Fianna Fáil TD Christopher O'Sullivan has been elected as Vice Chair of the Committee on Climate Action.
The West Cork TD who has a passion for wildlife and biodiversity and previously worked as a whale watching guide said that his main focus now will be bringing forward the Climate Action Bill which he described as “one of the most important pieces of legislation that will ever come before the Dáil”.
The Climate Action Bill is set to be published this year with the Programme for Government committing to an average 7% per annum reduction in overall greenhouse gas emissions from 2021 to 2030 and to achieving net zero emissions by 2050.
Deputy O’Sullivan said that he believes that a lot can be achieved by the Climate Action Committee who will have “a lot of important legislation to scrutinise and amend if necessary and none more so than the Climate Action Bill”.
“It is the most important tool that we will have in targeting climate change and reducing emissions.

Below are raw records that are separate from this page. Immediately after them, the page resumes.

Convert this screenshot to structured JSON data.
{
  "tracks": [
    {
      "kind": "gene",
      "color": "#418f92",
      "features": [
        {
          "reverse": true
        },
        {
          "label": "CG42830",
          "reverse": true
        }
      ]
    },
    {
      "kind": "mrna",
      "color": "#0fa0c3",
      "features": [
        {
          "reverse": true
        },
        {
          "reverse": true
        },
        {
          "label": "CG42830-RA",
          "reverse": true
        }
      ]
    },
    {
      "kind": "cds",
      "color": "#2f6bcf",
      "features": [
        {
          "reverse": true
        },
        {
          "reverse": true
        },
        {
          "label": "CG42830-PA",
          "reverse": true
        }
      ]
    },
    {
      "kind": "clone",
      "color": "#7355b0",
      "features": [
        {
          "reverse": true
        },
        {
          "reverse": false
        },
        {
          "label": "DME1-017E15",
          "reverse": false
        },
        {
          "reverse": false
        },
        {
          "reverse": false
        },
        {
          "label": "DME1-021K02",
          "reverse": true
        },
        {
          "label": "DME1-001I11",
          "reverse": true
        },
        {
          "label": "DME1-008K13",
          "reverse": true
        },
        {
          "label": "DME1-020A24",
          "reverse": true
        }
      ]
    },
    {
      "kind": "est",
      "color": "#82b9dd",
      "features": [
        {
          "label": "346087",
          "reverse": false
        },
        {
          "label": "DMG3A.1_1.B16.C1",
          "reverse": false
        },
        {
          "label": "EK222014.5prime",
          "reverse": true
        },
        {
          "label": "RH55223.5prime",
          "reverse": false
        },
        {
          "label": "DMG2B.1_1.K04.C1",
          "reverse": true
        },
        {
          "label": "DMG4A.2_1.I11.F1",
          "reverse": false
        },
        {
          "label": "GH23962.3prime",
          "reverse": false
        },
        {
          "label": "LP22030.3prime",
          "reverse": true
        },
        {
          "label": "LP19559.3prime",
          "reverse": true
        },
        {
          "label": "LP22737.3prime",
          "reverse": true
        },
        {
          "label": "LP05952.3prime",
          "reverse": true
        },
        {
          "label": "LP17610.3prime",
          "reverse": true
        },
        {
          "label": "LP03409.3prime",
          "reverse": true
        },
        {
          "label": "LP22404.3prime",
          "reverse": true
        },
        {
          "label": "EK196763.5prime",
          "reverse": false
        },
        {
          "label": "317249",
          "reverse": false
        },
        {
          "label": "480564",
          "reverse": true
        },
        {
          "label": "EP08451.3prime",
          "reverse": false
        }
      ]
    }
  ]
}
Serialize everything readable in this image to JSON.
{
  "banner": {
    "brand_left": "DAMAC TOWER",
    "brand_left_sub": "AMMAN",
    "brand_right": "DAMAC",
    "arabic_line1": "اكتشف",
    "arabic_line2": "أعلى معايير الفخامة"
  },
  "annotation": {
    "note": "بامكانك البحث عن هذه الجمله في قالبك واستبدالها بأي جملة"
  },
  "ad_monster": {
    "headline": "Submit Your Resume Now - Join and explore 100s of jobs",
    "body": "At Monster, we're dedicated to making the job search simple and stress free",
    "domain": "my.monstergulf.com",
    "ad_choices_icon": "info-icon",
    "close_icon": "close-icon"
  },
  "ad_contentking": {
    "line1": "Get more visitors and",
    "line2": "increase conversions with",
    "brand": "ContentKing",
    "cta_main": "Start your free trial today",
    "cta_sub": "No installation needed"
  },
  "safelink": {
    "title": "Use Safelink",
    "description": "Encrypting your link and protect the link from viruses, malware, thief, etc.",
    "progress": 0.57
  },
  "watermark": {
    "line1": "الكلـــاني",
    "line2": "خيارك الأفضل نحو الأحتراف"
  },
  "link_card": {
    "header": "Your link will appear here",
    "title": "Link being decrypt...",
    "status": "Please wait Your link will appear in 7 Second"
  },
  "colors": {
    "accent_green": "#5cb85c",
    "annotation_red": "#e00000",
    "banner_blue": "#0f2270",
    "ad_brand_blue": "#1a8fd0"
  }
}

It was at the forefront for the Programme for Government. I can't stress enough the importance of this, I get phone calls and emails daily from people urging us to move on climate action and reducing emissions and I understand fully the urgency of it. At the same time, we need to get it right so there will be a period of pre-legislative scrutiny.
“The Bill has been published, it will come to us for scrutiny and to go through the different sections of the Bill to make sure that it’s fit for purpose and will achieve what we want it to achieve,” he said.
According to the Programme for Government, the Climate Action Bill was to be introduced in the Dáil within the first 100 days of government, alongside a newly established Climate Action Council.
Deputy O’Sullivan said that some “really ambitious targets” have been set and that one “cannot just set those targets and expect them to happen” but that “there needs to be some governance”.
An avid birdwatcher, Deputy O’Sullivan said that he is very much aware that “wildlife across Ireland is being devastated” and that action is needed now.
“My passion is wildlife and biodiversity and I’m seeing species that were common when I was a kid under serious pressure. The likes of the Curlew which is almost extinct as a breeding species and the Yellowhammer - a beautiful bright yellow farmland bird - their numbers have reduced dramatically,” he said.
Deputy O’Sullivan said that he hopes the Climate Action Bill which he said is a response to those who have been vocal in taking action, “particularly on the streets of Cork city in recent years” does not fall short.
“I’m sure there will be some critics and some people will say we’re not going far enough but I think this Bill is very significant,” he said.